Filbinger - Schäuble
Schäuble ehrt den Faschisten Filbinger

Und wie um diesen Schluss zu unterstreichen, kommt aus Frankreich denn auch schon der erste bekannt gewordene Fall, in dem ein Polizist sich über einen Freund Zugang zu der dort heimlich bereits installierten elektronischen Zentral-Datenbank verschaffte (siehe den Fall hier: http://www.heise.de/tp/r4/artikel/31/31654/1.html ).

Dieser französische Fall ist besonders aufschlussreich, denn es handelte sich um einen Polizisten, der ein Verhältnis mit einer verheirateten Frau hatte. Die Daten, die er sich beschaffte, waren die des Ehemanns der Geliebten! Er versuchte an Material zu kommen, um eine eventuelle Scheidung seiner Geliebten zu erleichtern – und siehe da, er wurde fündig! Der eifrige Liebhaber in Uniform fand einen Eintrag, der den Ehemann mit dem Verdacht auf Handel mit gestohlenen Kraftfahrzeugen in Verbindung brachte.

Doch gerade dies macht den Fall besonders interessant: Dieser Verdacht wurde nämlich gegen den Ehemann zu einem Zeitpunkt registriert, als der 6 Jahre alt war. Es wird also deutlich: Niemand wird diese Datensammlung sichten und von solchen Quatsch-Verdachten reinigen. Es wird vielmehr alles, aber auch alles dort zu finden sein: Nicht nur falsche Verdächtigungen, nicht nur der Zugang zu Personendaten von Personen, die lediglich Opfer wurde, auch längst verjährte Verkehrsdelikte, auch bereits offiziell gelöschte Verteilungen, jede Geldstrafe und jede Registrierung zum Beispiel, wenn bei einer Demonstration gegen Recht und Gesetz eingekesselt wird und die Personalien abgenommen werden. Nicht zu vergessen: Dort werden natürlich die Fingerabdrücke zugänglich sein und dann auch schon immer mehr genetische Fingerabdrücke.
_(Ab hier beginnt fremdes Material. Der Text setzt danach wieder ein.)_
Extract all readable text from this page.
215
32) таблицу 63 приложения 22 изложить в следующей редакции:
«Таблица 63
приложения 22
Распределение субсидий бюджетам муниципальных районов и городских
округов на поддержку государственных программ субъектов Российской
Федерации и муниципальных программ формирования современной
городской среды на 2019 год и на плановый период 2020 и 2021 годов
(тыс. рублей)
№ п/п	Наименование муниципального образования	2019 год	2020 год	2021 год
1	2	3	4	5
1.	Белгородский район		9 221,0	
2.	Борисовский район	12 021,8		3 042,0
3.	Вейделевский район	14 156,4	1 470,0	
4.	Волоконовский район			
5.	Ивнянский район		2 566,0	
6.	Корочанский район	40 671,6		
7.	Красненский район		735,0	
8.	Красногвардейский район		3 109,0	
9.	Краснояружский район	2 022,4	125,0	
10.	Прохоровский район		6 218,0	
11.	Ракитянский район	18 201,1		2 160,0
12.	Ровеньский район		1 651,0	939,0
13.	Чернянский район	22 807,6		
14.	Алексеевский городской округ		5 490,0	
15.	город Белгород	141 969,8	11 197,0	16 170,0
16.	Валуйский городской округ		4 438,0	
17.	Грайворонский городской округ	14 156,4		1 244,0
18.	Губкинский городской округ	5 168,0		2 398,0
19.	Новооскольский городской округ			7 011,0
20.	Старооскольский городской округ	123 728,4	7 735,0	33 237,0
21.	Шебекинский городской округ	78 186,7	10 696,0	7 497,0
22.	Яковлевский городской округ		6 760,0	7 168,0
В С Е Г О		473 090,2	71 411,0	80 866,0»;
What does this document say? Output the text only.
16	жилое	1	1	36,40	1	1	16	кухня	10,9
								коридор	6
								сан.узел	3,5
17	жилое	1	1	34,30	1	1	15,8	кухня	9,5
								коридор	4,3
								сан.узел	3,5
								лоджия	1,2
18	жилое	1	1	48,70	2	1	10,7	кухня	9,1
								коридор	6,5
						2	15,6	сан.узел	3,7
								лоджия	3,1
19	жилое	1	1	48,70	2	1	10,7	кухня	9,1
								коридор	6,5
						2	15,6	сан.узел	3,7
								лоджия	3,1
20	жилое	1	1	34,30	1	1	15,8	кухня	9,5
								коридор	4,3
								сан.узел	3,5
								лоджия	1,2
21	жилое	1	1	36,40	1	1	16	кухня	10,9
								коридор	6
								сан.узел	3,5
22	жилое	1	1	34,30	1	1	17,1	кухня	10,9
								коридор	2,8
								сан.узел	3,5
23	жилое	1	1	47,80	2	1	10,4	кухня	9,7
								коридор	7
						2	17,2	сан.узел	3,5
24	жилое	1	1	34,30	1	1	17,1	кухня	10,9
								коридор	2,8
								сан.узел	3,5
Die Datenbank in Frankreich, die den 6-jährigen Auto-Hehler hergab, nennt sich STIC, wobei das I für „Infractions“ steht, also im Namen eine Kriminellen-Kartei – aber in Wirklichkeit ein Konglomerat von allem, was je Polizei-bekannt wurde. Die französische „Le Monde“, die diesen Fall bekannt machte, legte denn hierzu auch schon dar: Alle Polizisten, Beschäftigte bei der Justiz, Anwälte, Privatdetektive und Journalisten haben auf die eine oder andere Weise Zugang zu dieser Datenbank.

Dazu kommt, so wird berichtet, dass die Datenbank nur so vor Fehlern strotzt. Wegen der Unzahl von Eintragungen kann niemand diese löschen. So wird sie im Grunde, weil ihre Angaben fragwürdig sind, auch zu dem, wofür sie angeblich dienen soll, nicht zu gebrauchen sein, zur Erleichterung der Strafverfolgung wirklicher Krimineller.
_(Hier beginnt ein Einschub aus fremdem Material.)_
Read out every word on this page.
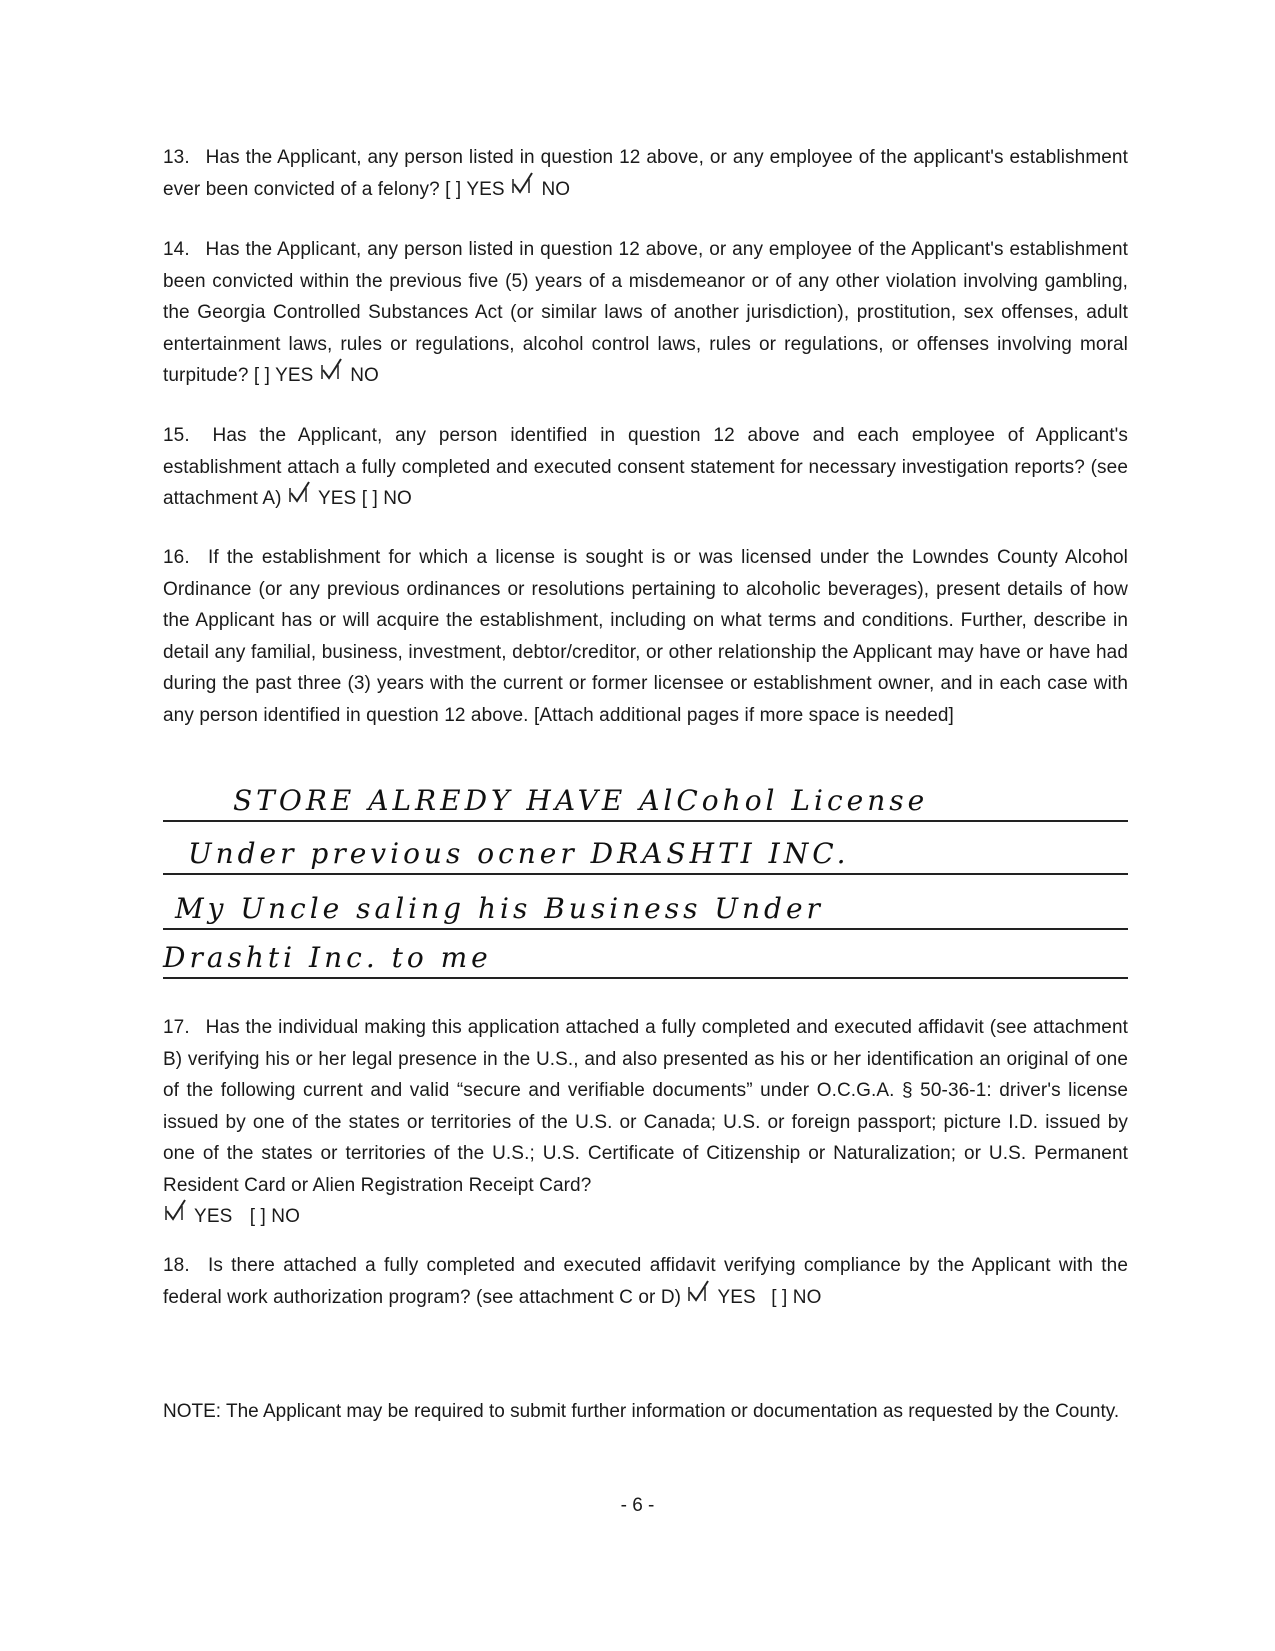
13. Has the Applicant, any person listed in question 12 above, or any employee of the applicant's establishment ever been convicted of a felony? [ ] YES NO
14. Has the Applicant, any person listed in question 12 above, or any employee of the Applicant's establishment been convicted within the previous five (5) years of a misdemeanor or of any other violation involving gambling, the Georgia Controlled Substances Act (or similar laws of another jurisdiction), prostitution, sex offenses, adult entertainment laws, rules or regulations, alcohol control laws, rules or regulations, or offenses involving moral turpitude? [ ] YES NO
15. Has the Applicant, any person identified in question 12 above and each employee of Applicant's establishment attach a fully completed and executed consent statement for necessary investigation reports? (see attachment A) YES [ ] NO
16. If the establishment for which a license is sought is or was licensed under the Lowndes County Alcohol Ordinance (or any previous ordinances or resolutions pertaining to alcoholic beverages), present details of how the Applicant has or will acquire the establishment, including on what terms and conditions. Further, describe in detail any familial, business, investment, debtor/creditor, or other relationship the Applicant may have or have had during the past three (3) years with the current or former licensee or establishment owner, and in each case with any person identified in question 12 above. [Attach additional pages if more space is needed]
STORE ALREDY HAVE AlCohol License
Under previous ocner DRASHTI INC.
My Uncle saling his Business Under
Drashti Inc. to me
17. Has the individual making this application attached a fully completed and executed affidavit (see attachment B) verifying his or her legal presence in the U.S., and also presented as his or her identification an original of one of the following current and valid “secure and verifiable documents” under O.C.G.A. § 50-36-1: driver's license issued by one of the states or territories of the U.S. or Canada; U.S. or foreign passport; picture I.D. issued by one of the states or territories of the U.S.; U.S. Certificate of Citizenship or Naturalization; or U.S. Permanent Resident Card or Alien Registration Receipt Card?

YES [ ] NO
18. Is there attached a fully completed and executed affidavit verifying compliance by the Applicant with the federal work authorization program? (see attachment C or D) YES [ ] NO
NOTE: The Applicant may be required to submit further information or documentation as requested by the County.
- 6 -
Laut Angabe der „Le Monde“ sind in der französischen Datenbank etwa die Hälfte aller Franzosen erfasst.

Im genannten Fall in Frankreich kam heraus, was der Polizist getan hatte. Er wurde angeklagt und verurteilt: Zu einer Geldstrafe von einem Euro.

Zusätzlich gab ihm der Staatsanwalt noch mit auf den Weg, sich beim nächsten Mal nicht so ungeschickt zu verhalten: Wenn er den Ehemann angezeigt hätte und damit eine offizielle Untersuchung eingeleitet worden wäre, hätte er sich die Daten des Mannes legal verschaffen können.